This is the title of the thirteenth episode from the sixth season of Star Trek: Deep Space Nine. It originally aired on February 11, 1998 and was still enjoyed by audiences for many years afterwards in reruns. The story was written by Marc Scott Zicree and directed by Avery Brooks who also stars as Commander Benjamin Lafayette Sisko. In this episode, Sisko loses a friend in a war. He begins to question his place and loses confidence in why he's continuing on. However, he begins having hallucinations that he is actually, Benjamin Russel, a black writer on Earth in the 1950s, writing science fiction stories for a pulp magazine. The magazine editor refuses to publish his writings, because he tells the story of his alter-ego in the future. The publisher, and most of society in the terran 1950s, couldn't accept the idea of a black captain running anything, least of which a space station.

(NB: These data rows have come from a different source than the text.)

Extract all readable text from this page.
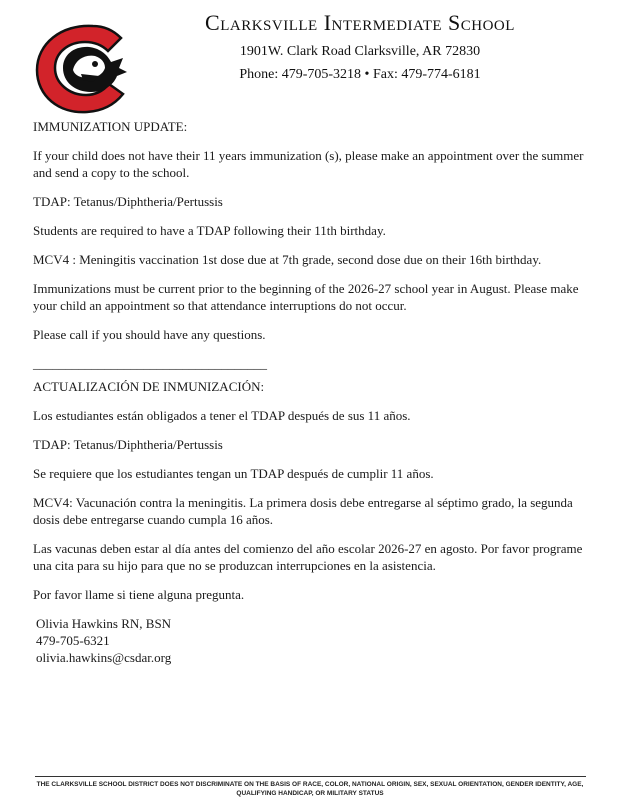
Clarksville Intermediate School
1901W. Clark Road Clarksville, AR 72830
Phone: 479-705-3218 • Fax: 479-774-6181

IMMUNIZATION UPDATE:

If your child does not have their 11 years immunization (s), please make an appointment over the summer and send a copy to the school.

TDAP: Tetanus/Diphtheria/Pertussis

Students are required to have a TDAP following their 11th birthday.

MCV4 : Meningitis vaccination 1st dose due at 7th grade, second dose due on their 16th birthday.

Immunizations must be current prior to the beginning of the 2026-27 school year in August. Please make your child an appointment so that attendance interruptions do not occur.

Please call if you should have any questions.

____________________________________

ACTUALIZACIÓN DE INMUNIZACIÓN:

Los estudiantes están obligados a tener el TDAP después de sus 11 años.

TDAP: Tetanus/Diphtheria/Pertussis

Se requiere que los estudiantes tengan un TDAP después de cumplir 11 años.

MCV4: Vacunación contra la meningitis. La primera dosis debe entregarse al séptimo grado, la segunda dosis debe entregarse cuando cumpla 16 años.

Las vacunas deben estar al día antes del comienzo del año escolar 2026-27 en agosto. Por favor programe una cita para su hijo para que no se produzcan interrupciones en la asistencia.

Por favor llame si tiene alguna pregunta.

Olivia Hawkins RN, BSN
479-705-6321
olivia.hawkins@csdar.org
THE CLARKSVILLE SCHOOL DISTRICT DOES NOT DISCRIMINATE ON THE BASIS OF RACE, COLOR, NATIONAL ORIGIN, SEX, SEXUAL ORIENTATION, GENDER IDENTITY, AGE,
QUALIFYING HANDICAP, OR MILITARY STATUS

One of the more endearing aspects of this particular episode for fans of the series is that all of the characters are in attendance in Sisko's hallucinations. The actors are presented in their 1950s incarnations, including the individuals who are usually wearing pounds of latex and makeup to look like aliens. This is one of the few times we get to see Armin Shimmerman's bald head. Let me tell you it's quite a treat.

Ben goes through a major identity crisis as he struggles between these two worlds, and in the 50s world his short story about the future world is not published, because of racism and ignorance. Ben goes into a speech at that point, which includes the phrase, "You can pulp a story but you cannot destroy an idea." which in many ways sums up the entire Star Trek mythos to a tee. Great episode.